Nutritional information
Calories
400
Protein
14g
Carbs
55g
Fat
14g

Frequently Asked Questions About Vegetarian Pasta Dinner

How long does this actually take? Seventeen minutes from cold water to plate. Six minutes prep, eleven minutes cooking. Faster if you’ve got your peas ready before the pasta goes in.

Can I use fresh peas instead of frozen? Sure. Shell them first though. Fresh taste brighter but frozen saves time and texture’s actually better — they don’t overcook as easy.
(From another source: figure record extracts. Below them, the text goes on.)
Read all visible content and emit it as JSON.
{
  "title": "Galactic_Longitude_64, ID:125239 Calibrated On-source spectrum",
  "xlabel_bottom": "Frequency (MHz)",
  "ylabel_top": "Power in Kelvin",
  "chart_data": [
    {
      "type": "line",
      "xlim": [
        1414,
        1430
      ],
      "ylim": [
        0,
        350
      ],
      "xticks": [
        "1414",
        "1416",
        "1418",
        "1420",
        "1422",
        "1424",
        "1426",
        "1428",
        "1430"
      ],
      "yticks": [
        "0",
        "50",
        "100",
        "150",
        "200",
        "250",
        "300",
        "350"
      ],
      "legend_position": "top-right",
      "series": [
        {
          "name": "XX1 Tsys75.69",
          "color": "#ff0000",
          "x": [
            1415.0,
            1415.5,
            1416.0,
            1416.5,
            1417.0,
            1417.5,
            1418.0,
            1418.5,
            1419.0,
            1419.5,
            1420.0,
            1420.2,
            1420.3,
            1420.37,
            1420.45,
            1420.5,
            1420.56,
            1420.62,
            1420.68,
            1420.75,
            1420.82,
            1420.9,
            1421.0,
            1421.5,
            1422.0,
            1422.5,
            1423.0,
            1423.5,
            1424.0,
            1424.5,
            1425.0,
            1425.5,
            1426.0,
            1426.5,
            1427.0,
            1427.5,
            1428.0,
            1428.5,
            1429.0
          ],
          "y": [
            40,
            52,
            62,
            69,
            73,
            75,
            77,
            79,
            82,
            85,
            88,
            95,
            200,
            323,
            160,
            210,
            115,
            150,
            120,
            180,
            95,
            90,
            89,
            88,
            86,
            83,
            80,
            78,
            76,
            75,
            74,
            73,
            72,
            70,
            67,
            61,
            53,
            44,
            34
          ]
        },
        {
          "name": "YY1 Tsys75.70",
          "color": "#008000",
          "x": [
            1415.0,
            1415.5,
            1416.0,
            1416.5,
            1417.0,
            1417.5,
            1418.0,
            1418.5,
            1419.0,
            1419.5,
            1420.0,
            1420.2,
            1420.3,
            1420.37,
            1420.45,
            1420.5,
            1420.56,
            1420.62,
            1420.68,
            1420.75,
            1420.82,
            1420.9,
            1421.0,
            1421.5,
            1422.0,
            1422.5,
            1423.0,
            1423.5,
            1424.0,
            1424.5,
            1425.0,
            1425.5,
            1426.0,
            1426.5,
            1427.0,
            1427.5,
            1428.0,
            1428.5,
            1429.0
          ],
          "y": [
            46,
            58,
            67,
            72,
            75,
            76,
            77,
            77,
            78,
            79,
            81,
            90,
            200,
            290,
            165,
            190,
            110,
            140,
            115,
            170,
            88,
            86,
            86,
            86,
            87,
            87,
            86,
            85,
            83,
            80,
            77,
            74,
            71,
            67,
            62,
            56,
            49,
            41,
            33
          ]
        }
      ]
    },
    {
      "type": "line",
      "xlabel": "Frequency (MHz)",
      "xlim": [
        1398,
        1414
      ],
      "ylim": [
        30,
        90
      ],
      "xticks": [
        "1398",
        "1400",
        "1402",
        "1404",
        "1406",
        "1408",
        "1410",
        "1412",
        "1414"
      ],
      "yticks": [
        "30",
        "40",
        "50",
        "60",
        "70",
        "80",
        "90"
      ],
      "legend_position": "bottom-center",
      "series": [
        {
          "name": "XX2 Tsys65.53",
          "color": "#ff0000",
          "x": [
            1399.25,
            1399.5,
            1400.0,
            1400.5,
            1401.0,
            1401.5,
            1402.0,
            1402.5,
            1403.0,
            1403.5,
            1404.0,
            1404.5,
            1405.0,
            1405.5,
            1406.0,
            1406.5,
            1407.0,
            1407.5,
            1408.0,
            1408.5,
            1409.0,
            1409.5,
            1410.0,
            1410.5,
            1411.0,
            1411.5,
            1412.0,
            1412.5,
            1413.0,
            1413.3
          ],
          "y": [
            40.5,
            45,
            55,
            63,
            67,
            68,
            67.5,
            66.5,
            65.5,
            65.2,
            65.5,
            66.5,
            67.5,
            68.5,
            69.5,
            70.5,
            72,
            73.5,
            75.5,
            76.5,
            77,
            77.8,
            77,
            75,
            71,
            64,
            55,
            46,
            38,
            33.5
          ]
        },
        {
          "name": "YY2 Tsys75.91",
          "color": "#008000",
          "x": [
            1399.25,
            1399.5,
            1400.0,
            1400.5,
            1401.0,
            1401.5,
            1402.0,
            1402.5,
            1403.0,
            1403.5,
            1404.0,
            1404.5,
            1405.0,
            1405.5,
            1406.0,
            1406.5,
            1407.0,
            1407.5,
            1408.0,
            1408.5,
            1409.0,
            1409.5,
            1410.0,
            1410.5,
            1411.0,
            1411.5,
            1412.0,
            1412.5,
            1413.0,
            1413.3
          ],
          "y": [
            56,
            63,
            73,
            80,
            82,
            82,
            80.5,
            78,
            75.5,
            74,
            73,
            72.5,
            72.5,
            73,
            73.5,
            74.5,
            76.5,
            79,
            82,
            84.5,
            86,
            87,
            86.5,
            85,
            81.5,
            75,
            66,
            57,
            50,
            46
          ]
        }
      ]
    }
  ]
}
What if I don’t have preserved lemon zest? Skip it. Or zest a fresh lemon. Either works. It’s optional. The pasta’s good without it.

Does this reheat? Yeah but pasta gets stiff fast. Add a splash of water and warm it gently or just eat it cold the next day. Cold actually works.

Can I use pre-grated cheese? Technically yes. Tastes like nothing though. The powder they coat it with ruins everything. Grab a wedge and grate it yourself.

What about substituting the butter? Olive oil works. Lighter. Less rich. Not the same thing. Ghee’s actually better if you’ve got it — doesn’t burn, tastes richer.